A board member of the Great Lakes Center for Legal Studies, Sadler participates in the American Bar Association’s Litigation and Natural Resources, Energy and Environmental Law Section, has served as vice chair of the ABA’s Solid and Hazardous Waste Committee, and holds similar positions within the Michigan Bar Association.
A frequent author, she has made significant contributions to the Detroit College of Law Review, the first and second edition of The RCRA Practice Manual (published by the ABA), and Environmental Law for Contractors.
She also is a lecturer for the ABA and State Bar of Michigan and has been a faculty member of the Law Institute Program of the Defense Research Institute.

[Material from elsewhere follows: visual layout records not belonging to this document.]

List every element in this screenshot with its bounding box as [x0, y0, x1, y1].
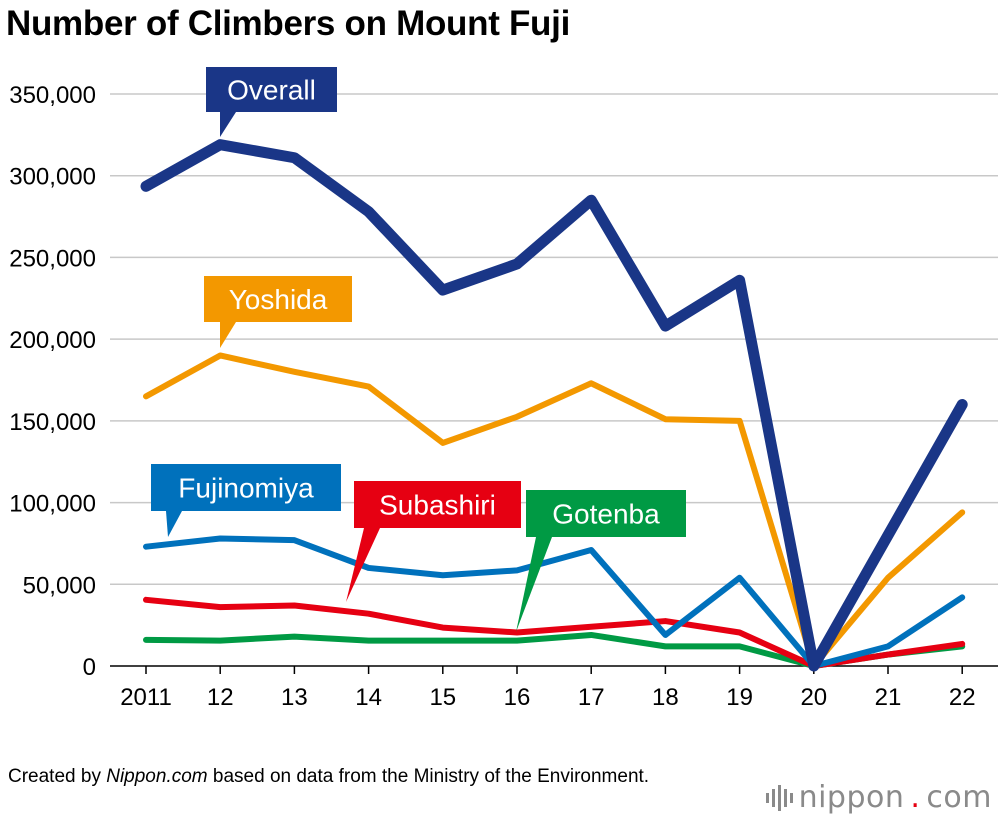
x-tick-label: 2011	[120, 684, 172, 711]
nippon-logo: nippon. com	[765, 780, 992, 815]
label-box	[151, 464, 341, 511]
label-pointer	[220, 322, 236, 348]
source-note: Created by Nippon.com based on data from…	[8, 764, 728, 789]
label-box	[526, 490, 686, 537]
x-tick-label: 15	[429, 684, 456, 711]
brand-name: nippon	[798, 780, 905, 815]
y-tick-label: 250,000	[9, 245, 96, 272]
label-fujinomiya: Fujinomiya	[151, 464, 341, 537]
y-tick-label: 150,000	[9, 409, 96, 436]
label-box	[204, 276, 352, 322]
chart-title: Number of Climbers on Mount Fuji	[6, 4, 570, 43]
series-label-text: Yoshida	[229, 284, 328, 315]
label-pointer	[516, 537, 552, 632]
source-suffix: based on data from the Ministry of the E…	[207, 766, 650, 787]
y-tick-label: 0	[83, 654, 96, 681]
x-tick-label: 18	[652, 684, 679, 711]
series-label-text: Overall	[227, 75, 316, 106]
label-subashiri: Subashiri	[346, 481, 521, 602]
x-tick-label: 19	[726, 684, 753, 711]
y-tick-label: 300,000	[9, 164, 96, 191]
series-line-fujinomiya	[143, 535, 966, 669]
source-prefix: Created by	[8, 766, 107, 787]
label-pointer	[220, 112, 236, 137]
y-tick-label: 200,000	[9, 327, 96, 354]
series-label-text: Fujinomiya	[178, 473, 314, 504]
label-pointer	[166, 511, 182, 537]
label-gotenba: Gotenba	[516, 490, 686, 632]
brand-tld: com	[926, 780, 992, 815]
x-axis: 2011 12 13 14 15 16 17 18 19 20 21 22	[110, 665, 998, 711]
series-lines	[140, 139, 968, 672]
x-tick-label: 21	[875, 684, 902, 711]
x-tick-label: 22	[949, 684, 976, 711]
x-tick-label: 12	[207, 684, 234, 711]
x-tick-label: 16	[504, 684, 531, 711]
series-label-text: Subashiri	[379, 490, 496, 521]
x-tick-label: 14	[355, 684, 382, 711]
source-name: Nippon.com	[106, 766, 208, 787]
series-line-overall	[140, 139, 968, 672]
line-chart: 0 50,000 100,000 150,000 200,000 250,000 300,0…	[9, 67, 998, 711]
label-box	[206, 67, 337, 112]
label-pointer	[346, 528, 380, 602]
label-yoshida: Yoshida	[204, 276, 352, 348]
y-tick-label: 350,000	[9, 82, 96, 109]
y-tick-label: 50,000	[23, 572, 96, 599]
bars-icon	[765, 784, 793, 811]
label-overall: Overall	[206, 67, 337, 137]
series-labels: Gotenba Subashiri Fujinomiya Yoshida Overall	[151, 67, 686, 632]
x-tick-label: 17	[578, 684, 605, 711]
x-tick-label: 13	[281, 684, 308, 711]
x-tick-label: 20	[800, 684, 827, 711]
label-box	[354, 481, 521, 528]
y-axis: 0 50,000 100,000 150,000 200,000 250,000 300,0…	[9, 82, 96, 681]
brand-dot: .	[910, 780, 921, 815]
y-tick-label: 100,000	[9, 491, 96, 518]
series-label-text: Gotenba	[552, 499, 660, 530]
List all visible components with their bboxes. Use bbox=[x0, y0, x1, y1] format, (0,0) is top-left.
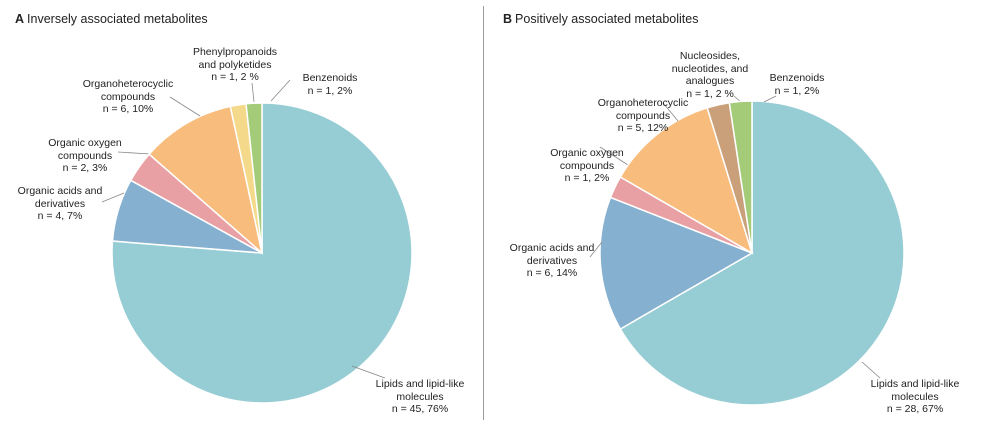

“Teaching is a good intellectual exercise and forces me to keep up on current topics in environmental law,” Sadler said. “By having discussions with colleagues, I’m able to refresh my memory of old topics, and also build on my skills in new legal matters. There’s no better way to learn the law then to actually practice in the field and also teach it.”
Sadler looks back with satisfaction over her 22 years with the firm she co-founded.
“I’ve had great experiences with our knowledgeable team and the client-focus of the firm has brought us great success,” she said. “I continue to learn from my colleagues and they challenge me every day.”
An alumna of Albion College, with double majors in history and political science, Sadler was introduced to the legal profession at an early age — her father practiced law at Ford, and her grandfather was a lawyer and law professor at the University of Michigan.
“And I always enjoyed finding solutions to story problems,” she said. “Those are three major reasons I decided to pursue a career as a lawyer.”
The Grosse Pointe native now makes her home in Bloomfield Township, where she enjoys reading, doing needlework and journaling, and summers in her swimming pool. She contributes time and resources to her alma mater, Albion College, and other charitable organizations.